Mais lorsqu'un fonds de transformation climatique met des milliards à la disposition de groupes mondiaux comme TSMC et Intel, on commence à douter du travail du gouvernement fédéral.
Cela m'a également surpris, mais je suppose que l'industrie des puces a reçu des subventions parce qu'il s'agit d'une technologie d'avenir qui serait une alternative à l'industrie lourde. Personne ne veut que notre économie s'effondre et ne puisse plus rien produire du tout. Cela n'aiderait personne non plus.
Pouvez-vous comprendre que l'on dise cela ? Nous avons un frein à l'endettement, nous ne pouvons pas dépenser plus que ce que nous gagnons. Ou l'État devrait-il plutôt se considérer comme un entrepreneur qui s'endette parfois pour se préparer aux 50 ou même aux 100 prochaines années ?
Il y a des pays qui font autrement. Les Etats-Unis s'endettent et subventionnent les technologies vertes avec l'Inflation Reduction Act. Ils continuent ainsi à attirer de nouvelles industries d'Europe vers eux.
Probablement encore plus maintenant qu'il y a six mois ?
Dans tous les cas. L'Allemagne doit se demander si elle le veut.
Le jugement offre-t-il néanmoins une chance de planifier à nouveau la protection du climat, le tournant énergétique et la transformation de l'économie de manière tout à fait nouvelle et propre ?
Bien sûr, il serait préférable de le faire correctement et sans décret d'urgence. Une bonne politique climatique serait encore mieux, mais ce n'est pas ce que nous faisons. Les mesures les plus simples qui permettent d'économiser du CO2 ne sont pas mises en œuvre. Ce n'est qu'après avoir fait cela que l'on devrait voir si l'argent suffit. Il manque un concept global de politique climatique.

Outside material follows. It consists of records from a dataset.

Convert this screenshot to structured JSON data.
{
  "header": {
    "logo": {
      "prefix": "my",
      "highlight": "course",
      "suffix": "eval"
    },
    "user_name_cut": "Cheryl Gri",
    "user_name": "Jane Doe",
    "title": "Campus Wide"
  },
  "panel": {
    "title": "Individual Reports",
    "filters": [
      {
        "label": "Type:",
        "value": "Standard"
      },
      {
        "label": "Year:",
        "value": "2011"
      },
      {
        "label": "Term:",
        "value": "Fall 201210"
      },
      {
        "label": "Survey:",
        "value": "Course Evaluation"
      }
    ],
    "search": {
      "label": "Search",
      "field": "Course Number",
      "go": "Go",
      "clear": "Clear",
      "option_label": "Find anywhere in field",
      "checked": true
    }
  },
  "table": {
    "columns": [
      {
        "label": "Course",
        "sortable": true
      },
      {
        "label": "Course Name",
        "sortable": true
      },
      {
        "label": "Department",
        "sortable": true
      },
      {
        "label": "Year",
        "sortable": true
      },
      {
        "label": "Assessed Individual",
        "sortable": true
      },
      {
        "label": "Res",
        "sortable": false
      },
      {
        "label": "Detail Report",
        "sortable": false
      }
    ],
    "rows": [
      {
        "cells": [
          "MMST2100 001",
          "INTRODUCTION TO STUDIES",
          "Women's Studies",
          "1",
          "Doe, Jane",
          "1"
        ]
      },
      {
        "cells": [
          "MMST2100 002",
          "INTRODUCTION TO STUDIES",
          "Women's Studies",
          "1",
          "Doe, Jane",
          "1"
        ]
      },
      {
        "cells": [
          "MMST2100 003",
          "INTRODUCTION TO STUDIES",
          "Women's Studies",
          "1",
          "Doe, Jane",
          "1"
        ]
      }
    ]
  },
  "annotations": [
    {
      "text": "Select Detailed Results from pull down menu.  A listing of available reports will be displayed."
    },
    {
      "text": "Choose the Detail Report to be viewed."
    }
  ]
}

Le gouvernement fédéral actuel peut-il encore fournir ce concept ?
Non, je pense que c'est improbable. Une protection climatique suffisante n'est plus possible avec ce feu rouge. Mais cela s'était déjà dessiné dans l'accord de coalition, car les partis ont des visions très différentes de ce que devrait être la politique climatique. Tout était formulé de manière très vague. On voit maintenant dans les différentes lois et les plans de financement à quel point ils sont éloignés les uns des autres. Mais si chaque parti s'accroche à ses idées, je suis sceptique quant à la capacité des feux de signalisation à protéger le climat dans cette constellation.
Clara Pfeffer et Christian Herrmannse sont entretenus avec Niklas Höhne . L'entretien a été raccourci et lissé pour une meilleure compréhension.